Lastly, the experiment’s reliance on a modified CSQ-VR questionnaire may not effectively capture high-intensity cybersickness. To address this, we introduced a tension metric, which, notably, has not consistently been a significant predictor in our findings. We speculate that the relevance of tension as a predictor may increase with cybersickness intensity, suggesting a potential area for methodological refinement in future studies. Research going forward should further examine how factors like satiety affect cybersickness, refine the thresholds discussed, and delve deeper into the effects of color and background consistency on symptoms, particularly those related to Vestibular and Oculomotor domains.

Lastly, the research conducted by Venkatakrishnan and colleagues delves into how various distractions can mitigate the effects of cybersickness, finding that auditory, cognitive, and especially visual distractions can reduce symptoms. This insight offers valuable strategies for cybersickness relief. Their study induced cybersickness through the exploration of a virtual cityscape, identifying reading as one of the potential distractions that could alleviate these effects. In contrast, our research contends that reading, while a visual distraction, may also provoke cybersickness. We suggest that reading might serve as an effective distraction not because it is symptom-free, but rather because the level of cybersickness it generates is substantially lower than that caused by navigating through a virtual environment.

Conclusion

Our research reveals that the influence of both text display patterns and user characteristics on cybersickness is substantial. Text display elements such as intricate text movement modes, pace, and color selection are pivotal considerations for AR application developers, given their significant impact on users’ reading and searching experiences. These elements must be optimized to minimize cybersickness and safeguard user experience, particularly since cybersickness can compromise vestibular function and oculomotor control, consequently affecting decision-making and search efficiency. These insights pave the way for developing strategies to prevent and mitigate AR cybersickness.

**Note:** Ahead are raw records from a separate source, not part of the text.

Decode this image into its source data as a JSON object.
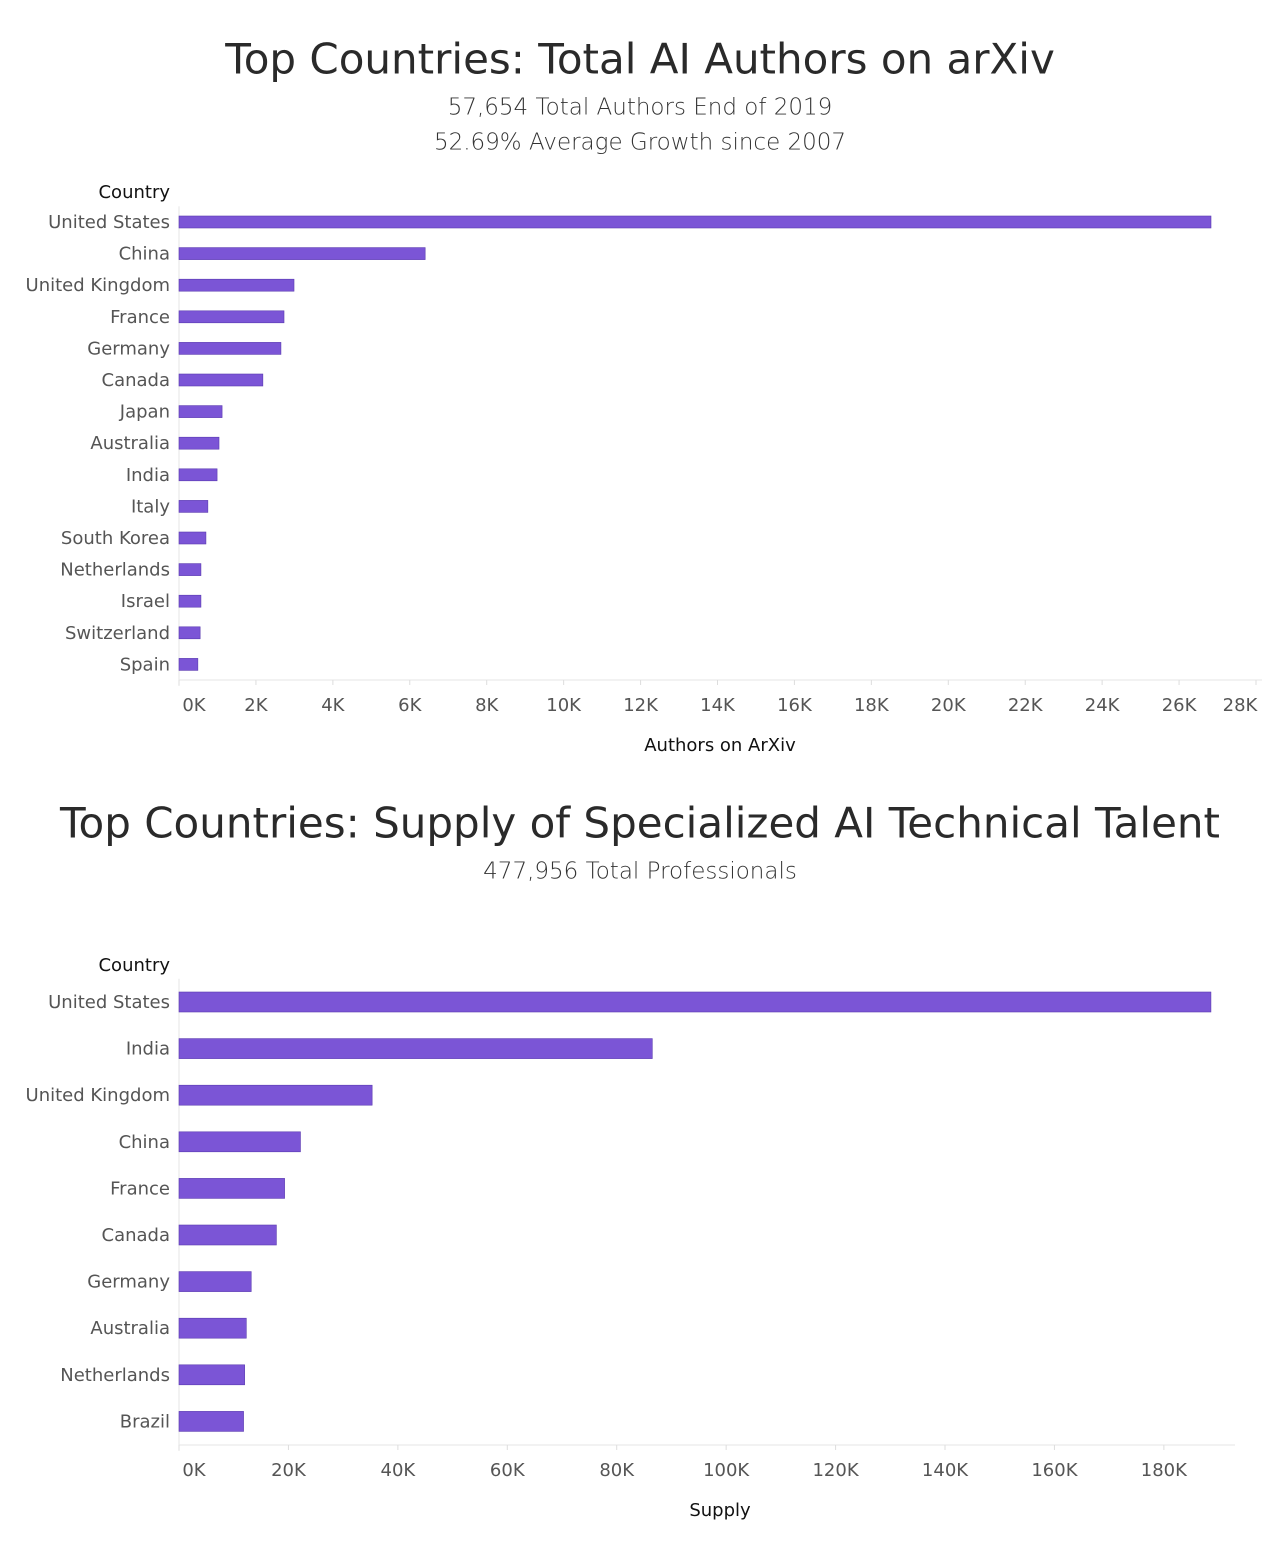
{
  "chart_data": [
    {
      "type": "hbar",
      "title": "Top Countries: Total AI Authors on arXiv",
      "subtitles": [
        "57,654 Total Authors End of 2019",
        "52.69% Average Growth since 2007"
      ],
      "y_axis_label": "Country",
      "x_axis_label": "Authors on ArXiv",
      "color": "#7b55d6",
      "categories": [
        "United States",
        "China",
        "United Kingdom",
        "France",
        "Germany",
        "Canada",
        "Japan",
        "Australia",
        "India",
        "Italy",
        "South Korea",
        "Netherlands",
        "Israel",
        "Switzerland",
        "Spain"
      ],
      "values": [
        26830,
        6400,
        2990,
        2730,
        2650,
        2180,
        1120,
        1040,
        990,
        750,
        700,
        570,
        570,
        550,
        490
      ],
      "xlim": [
        0,
        28000
      ],
      "xticks": [
        {
          "value": 0,
          "label": "0K"
        },
        {
          "value": 2000,
          "label": "2K"
        },
        {
          "value": 4000,
          "label": "4K"
        },
        {
          "value": 6000,
          "label": "6K"
        },
        {
          "value": 8000,
          "label": "8K"
        },
        {
          "value": 10000,
          "label": "10K"
        },
        {
          "value": 12000,
          "label": "12K"
        },
        {
          "value": 14000,
          "label": "14K"
        },
        {
          "value": 16000,
          "label": "16K"
        },
        {
          "value": 18000,
          "label": "18K"
        },
        {
          "value": 20000,
          "label": "20K"
        },
        {
          "value": 22000,
          "label": "22K"
        },
        {
          "value": 24000,
          "label": "24K"
        },
        {
          "value": 26000,
          "label": "26K"
        },
        {
          "value": 28000,
          "label": "28K"
        }
      ]
    },
    {
      "type": "hbar",
      "title": "Top Countries: Supply of Specialized AI Technical Talent",
      "subtitles": [
        "477,956 Total Professionals"
      ],
      "y_axis_label": "Country",
      "x_axis_label": "Supply",
      "color": "#7b55d6",
      "categories": [
        "United States",
        "India",
        "United Kingdom",
        "China",
        "France",
        "Canada",
        "Germany",
        "Australia",
        "Netherlands",
        "Brazil"
      ],
      "values": [
        188600,
        86500,
        35300,
        22200,
        19300,
        17800,
        13200,
        12300,
        12000,
        11800
      ],
      "xlim": [
        0,
        193000
      ],
      "xticks": [
        {
          "value": 0,
          "label": "0K"
        },
        {
          "value": 20000,
          "label": "20K"
        },
        {
          "value": 40000,
          "label": "40K"
        },
        {
          "value": 60000,
          "label": "60K"
        },
        {
          "value": 80000,
          "label": "80K"
        },
        {
          "value": 100000,
          "label": "100K"
        },
        {
          "value": 120000,
          "label": "120K"
        },
        {
          "value": 140000,
          "label": "140K"
        },
        {
          "value": 160000,
          "label": "160K"
        },
        {
          "value": 180000,
          "label": "180K"
        }
      ]
    }
  ]
}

Concurrently, the influence of user-specific traits is undeniable. Satiety, in particular, has been identified as a key predictor of cybersickness, spotlighting the need for further research to unravel the factors underpinning this effect. Moreover, past AR experience has been shown to play a pivotal role, especially as cybersickness intensifies. Thus, allowing users to acclimate to AR environments through pre-training at lower cybersickness intensities could prove beneficial, particularly in situations where exposure to higher intensity levels is inevitable.